Baker played a key role in a series of events that led to Democratic attorney Michael Sussmann’s trial in May on charges of lying to the FBI.

He was not charged with giving false information to the FBI, but with lying about who he worked for.

The saga began when Sussmann received information from a group of data scientists analyzing strange internet data that they thought might suggest clandestine communications between a Trump Organization server and a server at Alfa Bank, a Russian Kremlin-linked financial institution.

Sussmann then texted Baker, at the time the office’s general counsel, to say he had information the FBI should know about.

“I’m here on my own, not on behalf of a client or company, I want to help the office,” Sussmann wrote in her text message to Baker.

Baker testified that he was sure Sussmann was acting as an individual and that he probably would not have met him if he had worked for the Clinton campaign.

Sussmann, a cybersecurity specialist, had worked for the Democratic Party in the context of Russia’s hacking of its servers and Russia’s posting of server emails.

Sussmann was also connected to the Democrats through one of his partners at the Perkins Coie law firm, Marc Elias, who represented the Clinton campaign and hired Fusion GPS.

However, several people, including Elias, testified that Sussmann was acting of his own free will and argued that going to the FBI was not in the interests of the Clinton campaign, which would have preferred a New York Times story calling attention to the affirmations. .

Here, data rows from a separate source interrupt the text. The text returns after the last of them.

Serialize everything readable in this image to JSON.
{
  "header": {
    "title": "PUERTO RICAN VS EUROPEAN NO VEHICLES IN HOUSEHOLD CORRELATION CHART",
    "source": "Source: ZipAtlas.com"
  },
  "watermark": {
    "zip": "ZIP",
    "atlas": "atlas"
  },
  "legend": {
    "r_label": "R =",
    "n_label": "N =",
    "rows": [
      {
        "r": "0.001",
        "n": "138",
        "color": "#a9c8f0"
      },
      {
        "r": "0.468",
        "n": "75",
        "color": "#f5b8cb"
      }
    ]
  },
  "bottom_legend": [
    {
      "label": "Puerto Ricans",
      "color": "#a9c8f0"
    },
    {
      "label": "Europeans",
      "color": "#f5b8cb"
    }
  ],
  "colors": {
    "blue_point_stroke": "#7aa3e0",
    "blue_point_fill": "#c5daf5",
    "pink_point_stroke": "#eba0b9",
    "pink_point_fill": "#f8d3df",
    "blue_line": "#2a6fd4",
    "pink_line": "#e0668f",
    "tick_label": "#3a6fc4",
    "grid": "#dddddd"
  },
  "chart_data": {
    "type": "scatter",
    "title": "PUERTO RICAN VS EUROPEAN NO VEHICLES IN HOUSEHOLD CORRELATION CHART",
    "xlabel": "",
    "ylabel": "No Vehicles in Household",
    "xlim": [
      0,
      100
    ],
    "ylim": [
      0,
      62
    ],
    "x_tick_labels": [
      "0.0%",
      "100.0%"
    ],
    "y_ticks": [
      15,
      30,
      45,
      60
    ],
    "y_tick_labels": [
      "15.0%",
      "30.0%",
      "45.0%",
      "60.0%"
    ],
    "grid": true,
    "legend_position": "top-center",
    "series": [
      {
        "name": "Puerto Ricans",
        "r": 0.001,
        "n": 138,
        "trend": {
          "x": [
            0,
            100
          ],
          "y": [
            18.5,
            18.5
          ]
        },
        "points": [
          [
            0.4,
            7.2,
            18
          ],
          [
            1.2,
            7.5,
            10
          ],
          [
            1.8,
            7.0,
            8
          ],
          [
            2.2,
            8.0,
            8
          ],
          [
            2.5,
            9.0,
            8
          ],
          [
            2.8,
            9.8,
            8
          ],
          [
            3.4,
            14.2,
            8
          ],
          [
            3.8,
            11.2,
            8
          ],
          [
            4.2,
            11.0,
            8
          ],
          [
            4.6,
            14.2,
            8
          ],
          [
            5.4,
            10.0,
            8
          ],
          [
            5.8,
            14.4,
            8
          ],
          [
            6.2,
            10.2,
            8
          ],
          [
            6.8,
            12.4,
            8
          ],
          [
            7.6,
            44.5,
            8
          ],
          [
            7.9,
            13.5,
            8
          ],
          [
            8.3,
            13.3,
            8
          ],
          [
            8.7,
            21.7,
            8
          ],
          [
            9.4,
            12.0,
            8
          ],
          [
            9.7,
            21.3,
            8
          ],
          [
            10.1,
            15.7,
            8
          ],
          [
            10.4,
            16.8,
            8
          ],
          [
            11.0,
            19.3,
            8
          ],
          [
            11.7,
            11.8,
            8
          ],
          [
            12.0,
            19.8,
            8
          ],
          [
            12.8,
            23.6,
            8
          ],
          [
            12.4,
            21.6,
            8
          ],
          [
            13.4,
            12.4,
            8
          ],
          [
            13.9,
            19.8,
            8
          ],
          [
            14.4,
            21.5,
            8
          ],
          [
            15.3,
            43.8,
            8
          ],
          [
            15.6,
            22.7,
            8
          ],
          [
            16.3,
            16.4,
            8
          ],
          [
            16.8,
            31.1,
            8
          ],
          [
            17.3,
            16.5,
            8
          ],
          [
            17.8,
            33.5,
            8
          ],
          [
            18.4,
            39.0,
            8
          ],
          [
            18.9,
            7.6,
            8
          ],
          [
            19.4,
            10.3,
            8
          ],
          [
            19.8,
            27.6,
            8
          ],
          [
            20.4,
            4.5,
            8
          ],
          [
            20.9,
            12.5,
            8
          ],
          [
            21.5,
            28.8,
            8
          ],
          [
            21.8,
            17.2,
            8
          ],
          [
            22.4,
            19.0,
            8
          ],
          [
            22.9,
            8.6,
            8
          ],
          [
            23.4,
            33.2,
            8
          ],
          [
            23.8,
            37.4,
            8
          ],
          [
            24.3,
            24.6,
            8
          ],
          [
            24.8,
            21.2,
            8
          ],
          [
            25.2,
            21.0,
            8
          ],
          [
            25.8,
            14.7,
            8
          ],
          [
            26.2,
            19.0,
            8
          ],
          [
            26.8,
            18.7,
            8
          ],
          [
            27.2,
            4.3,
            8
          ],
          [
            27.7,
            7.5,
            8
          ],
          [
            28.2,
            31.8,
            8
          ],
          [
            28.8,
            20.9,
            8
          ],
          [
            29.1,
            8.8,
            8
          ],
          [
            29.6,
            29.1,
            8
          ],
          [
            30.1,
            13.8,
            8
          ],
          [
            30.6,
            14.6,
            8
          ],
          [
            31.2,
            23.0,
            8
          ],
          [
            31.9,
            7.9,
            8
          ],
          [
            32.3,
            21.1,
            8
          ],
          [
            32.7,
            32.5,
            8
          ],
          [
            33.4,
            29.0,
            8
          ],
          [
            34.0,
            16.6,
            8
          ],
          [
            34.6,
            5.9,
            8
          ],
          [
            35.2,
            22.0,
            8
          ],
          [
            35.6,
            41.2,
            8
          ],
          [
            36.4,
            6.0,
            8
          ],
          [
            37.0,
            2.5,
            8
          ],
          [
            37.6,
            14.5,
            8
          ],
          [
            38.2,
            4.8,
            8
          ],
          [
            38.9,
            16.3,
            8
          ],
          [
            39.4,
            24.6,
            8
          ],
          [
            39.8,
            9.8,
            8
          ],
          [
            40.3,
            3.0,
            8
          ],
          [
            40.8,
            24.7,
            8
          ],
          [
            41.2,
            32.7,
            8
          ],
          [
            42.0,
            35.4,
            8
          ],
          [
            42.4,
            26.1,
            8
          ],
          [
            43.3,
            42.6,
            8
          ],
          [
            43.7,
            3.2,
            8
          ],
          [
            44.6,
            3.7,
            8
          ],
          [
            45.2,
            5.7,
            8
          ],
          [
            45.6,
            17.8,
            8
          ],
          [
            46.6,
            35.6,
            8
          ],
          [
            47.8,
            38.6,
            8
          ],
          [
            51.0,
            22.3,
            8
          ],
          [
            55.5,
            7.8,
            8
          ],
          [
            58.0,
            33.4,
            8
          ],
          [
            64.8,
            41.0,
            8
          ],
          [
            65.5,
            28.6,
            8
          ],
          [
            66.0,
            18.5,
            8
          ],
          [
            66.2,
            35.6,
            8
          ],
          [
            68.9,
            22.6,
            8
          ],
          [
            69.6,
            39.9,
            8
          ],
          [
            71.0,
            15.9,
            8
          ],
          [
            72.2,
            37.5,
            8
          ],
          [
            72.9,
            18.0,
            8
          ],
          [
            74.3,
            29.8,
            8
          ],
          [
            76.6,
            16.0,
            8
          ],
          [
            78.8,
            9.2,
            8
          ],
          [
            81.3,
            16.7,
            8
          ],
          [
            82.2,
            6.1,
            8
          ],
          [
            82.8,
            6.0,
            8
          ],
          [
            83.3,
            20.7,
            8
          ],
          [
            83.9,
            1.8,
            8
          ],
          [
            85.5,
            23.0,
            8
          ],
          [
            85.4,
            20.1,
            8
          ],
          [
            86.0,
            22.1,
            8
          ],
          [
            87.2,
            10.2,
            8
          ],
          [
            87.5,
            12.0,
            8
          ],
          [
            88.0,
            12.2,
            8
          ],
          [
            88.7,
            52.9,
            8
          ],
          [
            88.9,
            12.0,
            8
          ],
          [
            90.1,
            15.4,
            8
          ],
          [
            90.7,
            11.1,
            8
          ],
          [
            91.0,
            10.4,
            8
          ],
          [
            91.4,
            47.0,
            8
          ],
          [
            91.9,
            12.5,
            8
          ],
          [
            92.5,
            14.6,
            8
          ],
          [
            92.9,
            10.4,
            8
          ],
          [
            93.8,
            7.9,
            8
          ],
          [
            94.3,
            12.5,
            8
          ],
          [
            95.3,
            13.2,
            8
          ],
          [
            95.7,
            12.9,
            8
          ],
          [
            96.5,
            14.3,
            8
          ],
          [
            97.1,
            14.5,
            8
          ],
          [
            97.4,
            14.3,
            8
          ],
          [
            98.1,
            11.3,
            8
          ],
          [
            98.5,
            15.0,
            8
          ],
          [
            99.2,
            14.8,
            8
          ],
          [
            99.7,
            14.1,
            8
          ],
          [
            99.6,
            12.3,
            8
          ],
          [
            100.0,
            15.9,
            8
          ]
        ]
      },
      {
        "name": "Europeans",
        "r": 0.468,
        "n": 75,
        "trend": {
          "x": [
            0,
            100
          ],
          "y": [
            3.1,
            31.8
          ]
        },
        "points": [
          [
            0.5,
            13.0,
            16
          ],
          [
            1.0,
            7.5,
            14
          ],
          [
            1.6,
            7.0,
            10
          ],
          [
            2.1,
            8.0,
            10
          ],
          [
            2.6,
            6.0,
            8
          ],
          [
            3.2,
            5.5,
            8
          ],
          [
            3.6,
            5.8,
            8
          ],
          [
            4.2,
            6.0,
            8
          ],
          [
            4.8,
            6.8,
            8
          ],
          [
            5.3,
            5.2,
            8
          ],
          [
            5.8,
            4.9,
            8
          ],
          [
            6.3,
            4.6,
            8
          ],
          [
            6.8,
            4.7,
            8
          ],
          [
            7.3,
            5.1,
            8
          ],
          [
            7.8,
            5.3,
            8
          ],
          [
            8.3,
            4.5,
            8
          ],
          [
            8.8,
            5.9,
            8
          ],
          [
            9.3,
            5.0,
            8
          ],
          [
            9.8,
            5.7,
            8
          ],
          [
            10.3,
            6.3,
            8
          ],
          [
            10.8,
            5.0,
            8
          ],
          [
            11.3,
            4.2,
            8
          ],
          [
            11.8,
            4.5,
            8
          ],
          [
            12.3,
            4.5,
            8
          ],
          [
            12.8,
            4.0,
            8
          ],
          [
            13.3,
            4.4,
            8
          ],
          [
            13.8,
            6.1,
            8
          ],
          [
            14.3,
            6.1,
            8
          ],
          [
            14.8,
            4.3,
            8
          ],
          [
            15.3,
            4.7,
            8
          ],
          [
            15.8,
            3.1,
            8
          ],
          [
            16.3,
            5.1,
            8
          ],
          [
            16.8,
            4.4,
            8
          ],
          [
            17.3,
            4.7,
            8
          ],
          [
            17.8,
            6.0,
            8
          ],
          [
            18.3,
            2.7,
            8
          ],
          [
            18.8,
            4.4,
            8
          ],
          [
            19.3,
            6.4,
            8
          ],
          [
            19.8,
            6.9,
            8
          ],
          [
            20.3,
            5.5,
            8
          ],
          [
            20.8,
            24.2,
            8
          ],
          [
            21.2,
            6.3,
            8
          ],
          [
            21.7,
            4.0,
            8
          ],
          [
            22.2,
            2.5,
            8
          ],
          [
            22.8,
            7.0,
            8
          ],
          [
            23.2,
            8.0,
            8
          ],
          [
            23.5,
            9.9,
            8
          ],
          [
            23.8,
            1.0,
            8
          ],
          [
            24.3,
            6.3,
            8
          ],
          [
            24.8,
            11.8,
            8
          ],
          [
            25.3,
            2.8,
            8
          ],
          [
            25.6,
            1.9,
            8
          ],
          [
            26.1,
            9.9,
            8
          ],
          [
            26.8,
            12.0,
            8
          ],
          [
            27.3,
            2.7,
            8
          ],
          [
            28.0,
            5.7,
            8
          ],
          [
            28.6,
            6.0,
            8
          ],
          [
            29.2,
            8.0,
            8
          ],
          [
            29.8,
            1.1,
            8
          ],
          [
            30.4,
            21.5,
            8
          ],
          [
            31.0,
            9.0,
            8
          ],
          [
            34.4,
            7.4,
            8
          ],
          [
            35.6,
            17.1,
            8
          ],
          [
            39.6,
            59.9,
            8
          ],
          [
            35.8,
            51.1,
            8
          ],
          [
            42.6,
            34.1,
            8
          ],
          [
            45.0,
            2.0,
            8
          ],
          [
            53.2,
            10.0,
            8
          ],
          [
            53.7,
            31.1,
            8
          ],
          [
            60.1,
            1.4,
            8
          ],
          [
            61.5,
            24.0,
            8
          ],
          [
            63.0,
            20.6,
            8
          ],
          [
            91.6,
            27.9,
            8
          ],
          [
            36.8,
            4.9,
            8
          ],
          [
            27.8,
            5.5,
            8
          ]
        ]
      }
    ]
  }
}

The FBI later decided that the allegations of links between the Trump campaign and the Russian bank were unfounded.

Musk tweeted during the trial that he thought Sussmann had “created an elaborate hoax” about Russia in an attempt to help Clinton.

On May 16, staunchly pro-Trump Congressman Jim Jordan tweeted: “Christopher Steele created the dossier.

Glenn Simpson sold it to the press.

Michael Sussman took it to the FBI.

“And the Democrats and the media lied to you about all of that.”

Musk then responded in agreement.

“All true,” he tweeted on May 20.

‘I bet most people still don’t know that a Clinton campaign lawyer, using campaign funds, created an elaborate hoax about Trump and Russia.

It makes you wonder what else is fake.

On May 31, the jury found that Sussmann had not lied to the FBI and acquitted him.